The source said: "The trust lawyers, who wanted to publish everything to fulfil Patten's pledge, and the BBC executive's lawyers squared up against each other, and the BBC executive's lawyers have won.
"They have been fighting to redact everything they can that will cause trouble. It goes way, way beyond all the idea of just defamation any criticism at all of management has been taken out."
On Thursday, Lord McAlpine, the former Conservative party treasurer, announced his determination to sue Sally Bercow for damages after dropping claims against non-celebrity Twitter users.
Mrs Bercow, the wife of the Commons speaker, is being sued by the peer for naming him on Twitter after a report by BBC's Newsnight claimed a senior Tory was a paedophile.

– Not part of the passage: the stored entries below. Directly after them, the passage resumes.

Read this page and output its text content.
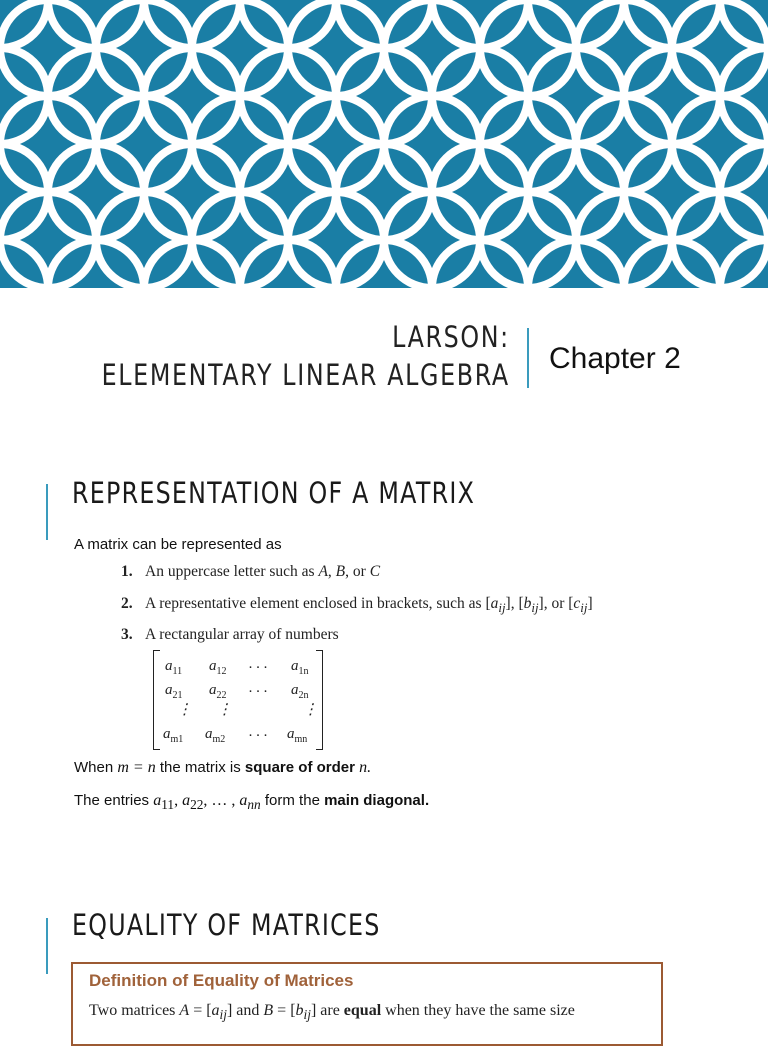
LARSON:
ELEMENTARY LINEAR ALGEBRA Chapter 2
REPRESENTATION OF A MATRIX
A matrix can be represented as
1. An uppercase letter such as A, B, or C
2. A representative element enclosed in brackets, such as $[a_{ij}]$, $[b_{ij}]$, or $[c_{ij}]$
3. A rectangular array of numbers
$a_{11}$ $a_{12}$ . . . $a_{1n}$
$a_{21}$ $a_{22}$ . . . $a_{2n}$
⋮ ⋮	⋮
$a_{m1}$ $a_{m2}$ . . . $a_{mn}$
When m = n the matrix is square of order n.
The entries $a_{11}$, $a_{22}$, … , $a_{nn}$ form the main diagonal.
EQUALITY OF MATRICES
Definition of Equality of Matrices
Two matrices $A = [a_{ij}]$ and $B = [b_{ij}]$ are equal when they have the same size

The BBC paid Lord McAlpine £185,000 plus costs for the false Newsnight report. However, Lord McAlpine said that staff working on the programme appeared to have taken "joy" in targeting him.
He said: "There are quite a lot of people who created this news night revelation with a certain amount of joy. I was a Tory and a Thatcherite and they thought it was too good to be true.
"I was accused of the worst things, I just want to live in peace now. This was forced on me, it will never go away. The stigma remains, the stuff is still whizzing around the internet.
"People don't realise that Twitter is not like gossiping across the garden fence to your neighbour. It is like publishing a book or newspaper which everyone can read."
The corporation has failed to sack a single executive in the wake of the McAlpine and Savile scandals, despite admitting that weak leadership left it in a state of "chaos".
Six senior executives and editors were singled out for criticism, but none have been fired. Two have quit, and four have been moved into new positions within the corporation.
Helen Boaden, was criticised for the "casual" way in which she warned George Entwistle, the former director, about the conflict between the Newsnight investigation and a planned Savile tribute programme. She was last week appointed as the new director of BBC Radio.
Adrian Van Klaveren, the former controller of BBC Radio Five Live who signed off the Lord McAlpine Newsnight programme, is now overseeing programming for the centenary of World War One.
Peter Rippon, the Newsnight editor who made the "flawed and wrong" decision to pull the Savile programme, has been appointed as head of the BBC's News Archive.
Liz Gibbons, the deputy editor of Newsnight who opposed the Savile programme on grounds of taste, remains at the corporation.
A spokesman for the BBC said defamatory comments had been redacted: "There are a strict set of legal criteria that govern what redactions have to be made before publication. Embarrassment is not a criterion for redaction."